AIDS. 2015 Sep 10;29(14):1837-44. doi: 10.1097/QAD.0000000000000755.
HIV-infected adults have high rates of pneumococcal carriage and invasive disease. We investigated the effect of antiretroviral therapy (ART) on pneumococcal carriage in HIV-infected adults prior to infant pneumococcal conjugate vaccine (PCV) rollout.
Observational cohort study.
We recruited HIV-infected adults newly attending a rural HIV clinic in northern Malawi between 2008 and 2010. Nasopharyngeal samples were taken at baseline and after 6, 12, 18 and 24 months. We compared pneumococcal carriage by ART status using generalized estimated equation models adjusted for CD4 cell count, sex, seasonality, and other potential confounders.
In total, 336 individuals were included, of which 223 individuals started ART during follow-up. Individuals receiving ART had higher pneumococcal carriage than individuals not receiving ART (25.9 vs. 19.8%, P = 0.03) particularly for serotypes not included in PCV13 (16.1 vs. 9.6% P = 0.003). Following adjustment, increased carriage of non-PCV13 serotypes was still observed for individuals on ART, but results for all serotypes were nonsignificant [all serotypes: adjusted risk ratio (aRR) 1.22 (0.95-1.56); non-PCV13 serotypes: aRR 1.72, 95% CI 1.13-2.62].
Pneumococcal carriage in HIV-infected adults in Malawi remained high despite use of ART, consistent with failure of mucosal immune reconstitution in the upper respiratory tract.
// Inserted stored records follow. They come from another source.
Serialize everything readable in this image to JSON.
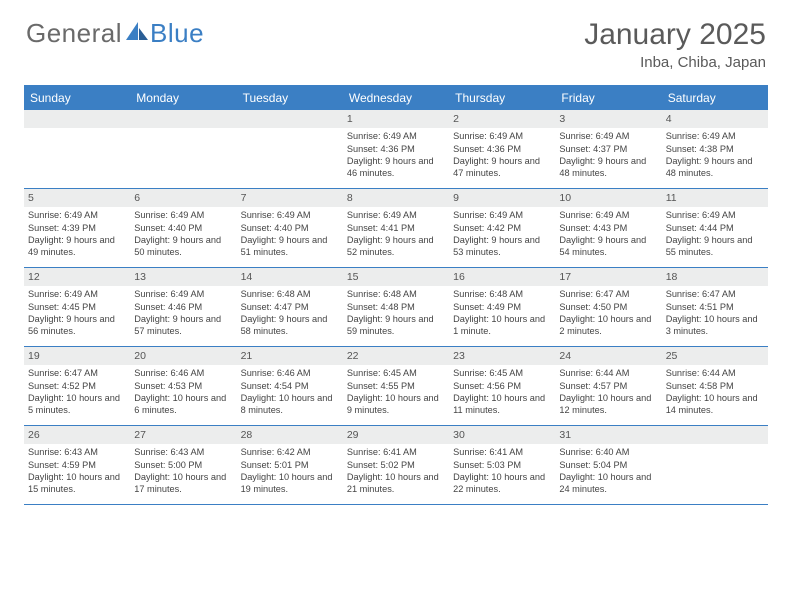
{
  "brand": {
    "text1": "General",
    "text2": "Blue"
  },
  "title": "January 2025",
  "location": "Inba, Chiba, Japan",
  "colors": {
    "accent": "#3b7fc4",
    "header_text": "#ffffff",
    "date_bg": "#eceded",
    "body_text": "#444444",
    "title_text": "#5a5a5a",
    "logo_gray": "#6a6a6a"
  },
  "day_names": [
    "Sunday",
    "Monday",
    "Tuesday",
    "Wednesday",
    "Thursday",
    "Friday",
    "Saturday"
  ],
  "labels": {
    "sunrise": "Sunrise:",
    "sunset": "Sunset:",
    "daylight": "Daylight:"
  },
  "weeks": [
    [
      null,
      null,
      null,
      {
        "d": "1",
        "sr": "6:49 AM",
        "ss": "4:36 PM",
        "dl": "9 hours and 46 minutes."
      },
      {
        "d": "2",
        "sr": "6:49 AM",
        "ss": "4:36 PM",
        "dl": "9 hours and 47 minutes."
      },
      {
        "d": "3",
        "sr": "6:49 AM",
        "ss": "4:37 PM",
        "dl": "9 hours and 48 minutes."
      },
      {
        "d": "4",
        "sr": "6:49 AM",
        "ss": "4:38 PM",
        "dl": "9 hours and 48 minutes."
      }
    ],
    [
      {
        "d": "5",
        "sr": "6:49 AM",
        "ss": "4:39 PM",
        "dl": "9 hours and 49 minutes."
      },
      {
        "d": "6",
        "sr": "6:49 AM",
        "ss": "4:40 PM",
        "dl": "9 hours and 50 minutes."
      },
      {
        "d": "7",
        "sr": "6:49 AM",
        "ss": "4:40 PM",
        "dl": "9 hours and 51 minutes."
      },
      {
        "d": "8",
        "sr": "6:49 AM",
        "ss": "4:41 PM",
        "dl": "9 hours and 52 minutes."
      },
      {
        "d": "9",
        "sr": "6:49 AM",
        "ss": "4:42 PM",
        "dl": "9 hours and 53 minutes."
      },
      {
        "d": "10",
        "sr": "6:49 AM",
        "ss": "4:43 PM",
        "dl": "9 hours and 54 minutes."
      },
      {
        "d": "11",
        "sr": "6:49 AM",
        "ss": "4:44 PM",
        "dl": "9 hours and 55 minutes."
      }
    ],
    [
      {
        "d": "12",
        "sr": "6:49 AM",
        "ss": "4:45 PM",
        "dl": "9 hours and 56 minutes."
      },
      {
        "d": "13",
        "sr": "6:49 AM",
        "ss": "4:46 PM",
        "dl": "9 hours and 57 minutes."
      },
      {
        "d": "14",
        "sr": "6:48 AM",
        "ss": "4:47 PM",
        "dl": "9 hours and 58 minutes."
      },
      {
        "d": "15",
        "sr": "6:48 AM",
        "ss": "4:48 PM",
        "dl": "9 hours and 59 minutes."
      },
      {
        "d": "16",
        "sr": "6:48 AM",
        "ss": "4:49 PM",
        "dl": "10 hours and 1 minute."
      },
      {
        "d": "17",
        "sr": "6:47 AM",
        "ss": "4:50 PM",
        "dl": "10 hours and 2 minutes."
      },
      {
        "d": "18",
        "sr": "6:47 AM",
        "ss": "4:51 PM",
        "dl": "10 hours and 3 minutes."
      }
    ],
    [
      {
        "d": "19",
        "sr": "6:47 AM",
        "ss": "4:52 PM",
        "dl": "10 hours and 5 minutes."
      },
      {
        "d": "20",
        "sr": "6:46 AM",
        "ss": "4:53 PM",
        "dl": "10 hours and 6 minutes."
      },
      {
        "d": "21",
        "sr": "6:46 AM",
        "ss": "4:54 PM",
        "dl": "10 hours and 8 minutes."
      },
      {
        "d": "22",
        "sr": "6:45 AM",
        "ss": "4:55 PM",
        "dl": "10 hours and 9 minutes."
      },
      {
        "d": "23",
        "sr": "6:45 AM",
        "ss": "4:56 PM",
        "dl": "10 hours and 11 minutes."
      },
      {
        "d": "24",
        "sr": "6:44 AM",
        "ss": "4:57 PM",
        "dl": "10 hours and 12 minutes."
      },
      {
        "d": "25",
        "sr": "6:44 AM",
        "ss": "4:58 PM",
        "dl": "10 hours and 14 minutes."
      }
    ],
    [
      {
        "d": "26",
        "sr": "6:43 AM",
        "ss": "4:59 PM",
        "dl": "10 hours and 15 minutes."
      },
      {
        "d": "27",
        "sr": "6:43 AM",
        "ss": "5:00 PM",
        "dl": "10 hours and 17 minutes."
      },
      {
        "d": "28",
        "sr": "6:42 AM",
        "ss": "5:01 PM",
        "dl": "10 hours and 19 minutes."
      },
      {
        "d": "29",
        "sr": "6:41 AM",
        "ss": "5:02 PM",
        "dl": "10 hours and 21 minutes."
      },
      {
        "d": "30",
        "sr": "6:41 AM",
        "ss": "5:03 PM",
        "dl": "10 hours and 22 minutes."
      },
      {
        "d": "31",
        "sr": "6:40 AM",
        "ss": "5:04 PM",
        "dl": "10 hours and 24 minutes."
      },
      null
    ]
  ]
}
There was evidence of increased carriage of non-PCV13 serotypes. HIV-infected adults on ART could remain an important reservoir for pneumococcal diversity post infant pneumococcal vaccine introduction. Control of pneumococcal disease in African HIV remains a priority.
感染艾滋病毒的成年人肺炎球菌携带率和侵袭性疾病发生率较高。我们在婴儿肺炎球菌结合疫苗(PCV)推广之前,调查了抗逆转录病毒疗法(ART)对感染艾滋病毒的成年人肺炎球菌携带情况的影响。
观察性队列研究。
我们招募了2008年至2010年间新到马拉维北部一家农村艾滋病毒诊所就诊的感染艾滋病毒的成年人。在基线以及6、12、18和24个月后采集鼻咽样本。我们使用广义估计方程模型,对CD4细胞计数、性别、季节性和其他潜在混杂因素进行调整,比较了按ART状态划分的肺炎球菌携带情况。
总共纳入了336人,其中223人在随访期间开始接受ART治疗。接受ART治疗的个体肺炎球菌携带率高于未接受ART治疗的个体(25.9%对19.8%,P = 0.03),特别是对于PCV13未包含的血清型(16.1%对9.6%,P = 0.003)。调整后,仍观察到接受ART治疗的个体非PCV13血清型携带率增加,但所有血清型的结果均无统计学意义[所有血清型:调整风险比(aRR)1.22(0.95 - 1.56);非PCV13血清型:aRR 1.72,95%可信区间1.13 - 2.62]。
尽管使用了ART治疗,马拉维感染艾滋病毒的成年人肺炎球菌携带率仍然很高,这与上呼吸道黏膜免疫重建失败一致。有证据表明非PCV13血清型的携带率增加。在引入婴儿肺炎球菌疫苗后,接受ART治疗的感染艾滋病毒的成年人可能仍然是肺炎球菌多样性的重要储存宿主。控制非洲艾滋病毒感染者的肺炎球菌疾病仍然是一个优先事项。